Ein Bäuerchen machen

Wenn ein Kleinkind rülpst, macht es ein Bäuerchen. Diese Verniedlichung stammt aus der Zeit, in der man sich anfing für das Rülpsen zu genieren und es in vornehmer und adeliger Gesellschaft nur noch bei Säuglingen nicht als Tabu galt. Während Martin Luther noch der Satz „Warum rülpst und furzt ihr nicht?“ zugeschrieben wird, distanzierte man sich sich plötzlich vom Rülpsen in Gesellschaft und sprach dieses Verhalten nur noch dem angeblich unkultivierten Volk zu. Den Bauern stand es nämlich weiterhin frei, diverse Körpergeräusche von sich zu geben, wann und wo ihnen eben der Sinn danach stand. Das städtische Bürgermilieu hingegen verdrängte diese Art von Bedürfnis und nannte den Vorgang bei Kindern „kleiner Bauer“. Zur Verniedlichung entstand der Ausdruck „Bäuerchen“.

Durch die Lappen gehen

Die Redewendung hat ihren Ursprung in der Sprache der Jäger. Bei der sogenannten Lappjagd hängten sie verschiedene Stoffe, im weitesten Sinne Lappen, zwischen den Bäumen auf, um dem gejagten Tier die Fluchtwege zu versperren. Wenn eines der Tiere die Blockaden doch durchbrach, ging es dem Jäger im wörtlichen Sinn durch die Lappen. Der Ausdruck bezeichnet auch heute noch etwas sicher Geglaubtes doch nicht bekommen zu haben.

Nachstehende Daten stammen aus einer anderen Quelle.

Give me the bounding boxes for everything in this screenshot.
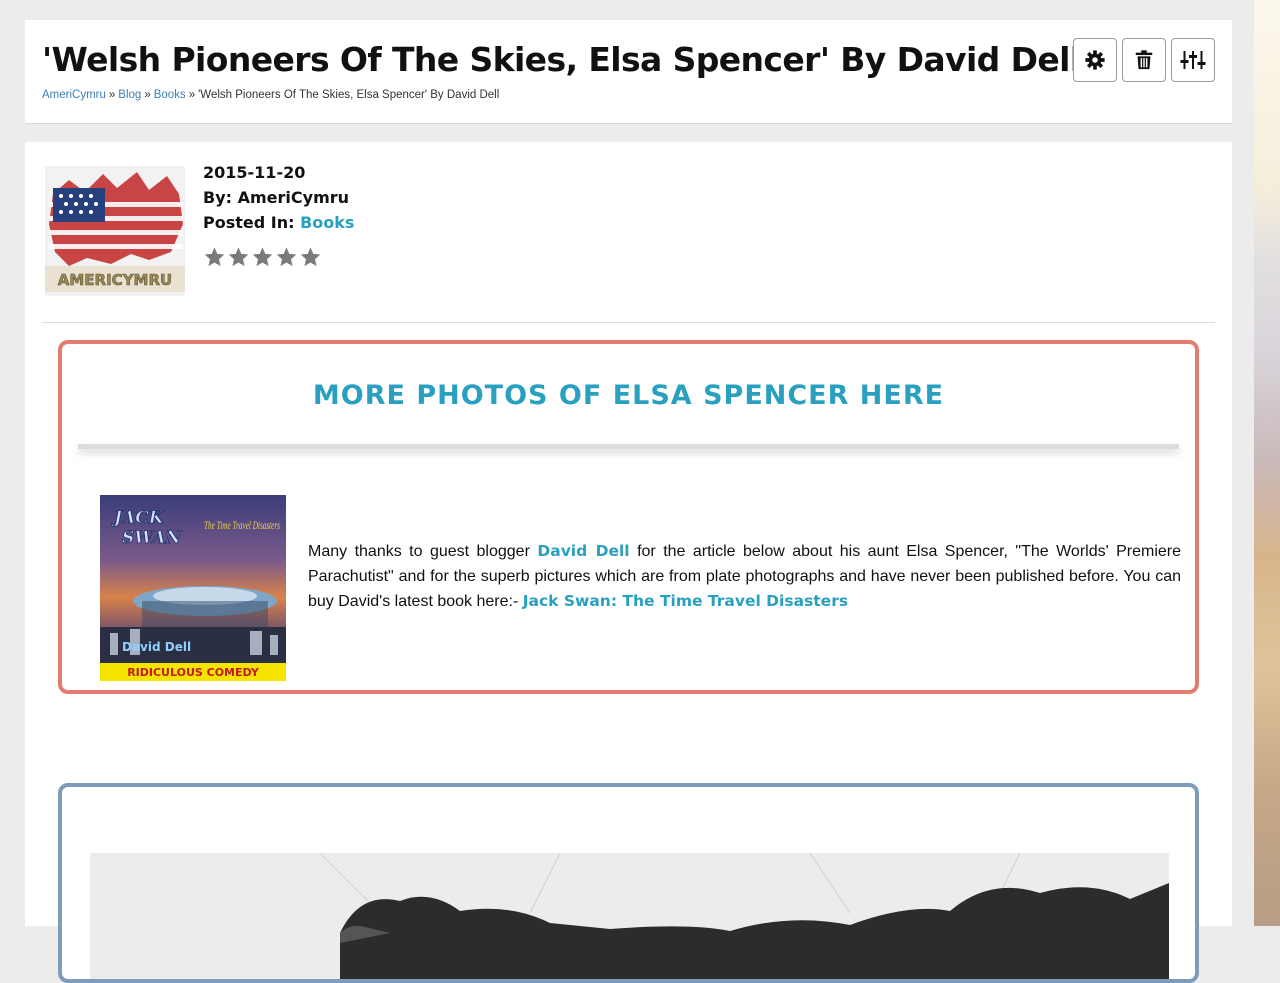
cover-author: David Dell	[122, 640, 191, 654]
promo-box: MORE PHOTOS OF ELSA SPENCER HERE JACK SW…	[58, 340, 1199, 694]
gear-icon	[1085, 50, 1105, 70]
post-toolbar	[1073, 38, 1215, 82]
cover-subtitle: The Time Travel Disasters	[204, 518, 280, 532]
promo-paragraph: Many thanks to guest blogger David Dell …	[308, 539, 1181, 614]
breadcrumb-separator: »	[108, 89, 116, 101]
breadcrumb-separator: »	[188, 89, 196, 101]
breadcrumb-current: 'Welsh Pioneers Of The Skies, Elsa Spenc…	[198, 89, 500, 101]
post-meta: 2015-11-20 By: AmeriCymru Posted In: Boo…	[203, 160, 354, 235]
breadcrumb-separator: »	[144, 89, 151, 101]
promo-divider	[78, 444, 1179, 449]
star-icon[interactable]	[227, 246, 250, 268]
book-cover-art: JACK SWAN The Time Travel Disasters Davi…	[100, 495, 286, 681]
americymru-logo: AMERICYMRU	[45, 172, 185, 292]
book-link[interactable]: Jack Swan: The Time Travel Disasters	[523, 592, 848, 610]
breadcrumb-link-books[interactable]: Books	[154, 89, 186, 101]
delete-button[interactable]	[1122, 38, 1166, 82]
more-photos-link[interactable]: MORE PHOTOS OF ELSA SPENCER HERE	[62, 380, 1195, 411]
star-rating[interactable]	[203, 246, 322, 268]
photo-box	[58, 783, 1199, 983]
sliders-icon	[1180, 51, 1206, 69]
photo-art	[90, 852, 1169, 979]
settings-button[interactable]	[1073, 38, 1117, 82]
post-date: 2015-11-20	[203, 163, 306, 182]
promo-text-intro: Many thanks to guest blogger	[308, 543, 530, 560]
page-title: 'Welsh Pioneers Of The Skies, Elsa Spenc…	[42, 40, 1081, 79]
cover-title-line2: SWAN	[122, 528, 182, 548]
by-label: By:	[203, 188, 233, 207]
meta-divider	[42, 322, 1215, 323]
adjust-button[interactable]	[1171, 38, 1215, 82]
star-icon[interactable]	[299, 246, 322, 268]
post-author: AmeriCymru	[237, 188, 350, 207]
post-category-line: Posted In: Books	[203, 210, 354, 235]
avatar-text: AMERICYMRU	[58, 271, 172, 289]
trash-icon	[1135, 50, 1153, 70]
page-header: 'Welsh Pioneers Of The Skies, Elsa Spenc…	[25, 20, 1232, 124]
historic-photo[interactable]	[90, 852, 1169, 979]
post-author-line: By: AmeriCymru	[203, 185, 354, 210]
post-card: AMERICYMRU 2015-11-20 By: AmeriCymru Pos…	[25, 142, 1232, 983]
author-link[interactable]: David Dell	[537, 542, 629, 560]
star-icon[interactable]	[275, 246, 298, 268]
breadcrumb: AmeriCymru» Blog» Books» 'Welsh Pioneers Of…	[42, 89, 499, 101]
star-icon[interactable]	[251, 246, 274, 268]
cover-banner: RIDICULOUS COMEDY	[127, 666, 260, 679]
breadcrumb-link-home[interactable]: AmeriCymru	[42, 89, 106, 101]
posted-in-label: Posted In:	[203, 213, 295, 232]
author-avatar[interactable]: AMERICYMRU	[45, 166, 185, 296]
star-icon[interactable]	[203, 246, 226, 268]
book-cover-image[interactable]: JACK SWAN The Time Travel Disasters Davi…	[100, 495, 286, 681]
cover-title-line1: JACK	[111, 508, 165, 528]
background-image-edge	[1254, 0, 1280, 926]
breadcrumb-link-blog[interactable]: Blog	[118, 89, 141, 101]
category-link[interactable]: Books	[300, 213, 354, 232]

Kein Blatt vor den Mund nehmen

Wer geradeaus und deutlich seine Meinung äußert, der nimmt kein Blatt vor den Mund. Diese Redewendung geht auf eine alte Theatersitte zurück. Auf der Bühne nahm man sich hier und da die Freiheit heikle, provokante und politisch brisante Themen zum Gegenstand der Aufführung zu machen. Wenn die Schauspieler eine Bestrafung durch die Obrigkeit fürchteten und umgehen wollten, hielten sie sich ein Blatt vor das Gesicht. So konnte man nicht erkennen, wer gesprochen hatte und so waren sie dann auf der sicheren Seite. Wer heute nichts und niemanden fürchtet, sagt seine Meinung gerade heraus, ohne sich zu verstecken und daher ohne ein Blatt vor den Mund zu nehmen.

Was es mit dem „Mauerblümchen“ auf sich hat und warum der Sterbende  „den Löffel abgibt“, erkläre ich dann ein anderes Mal. Wer der Sache aber selber „auf den Grund gehen“ möchte, dem kann ich die Bücher „Klappe zu, Affe tot“ und  „Mich laust der Affe“ von Dr. Wort  „ans Herz legen“.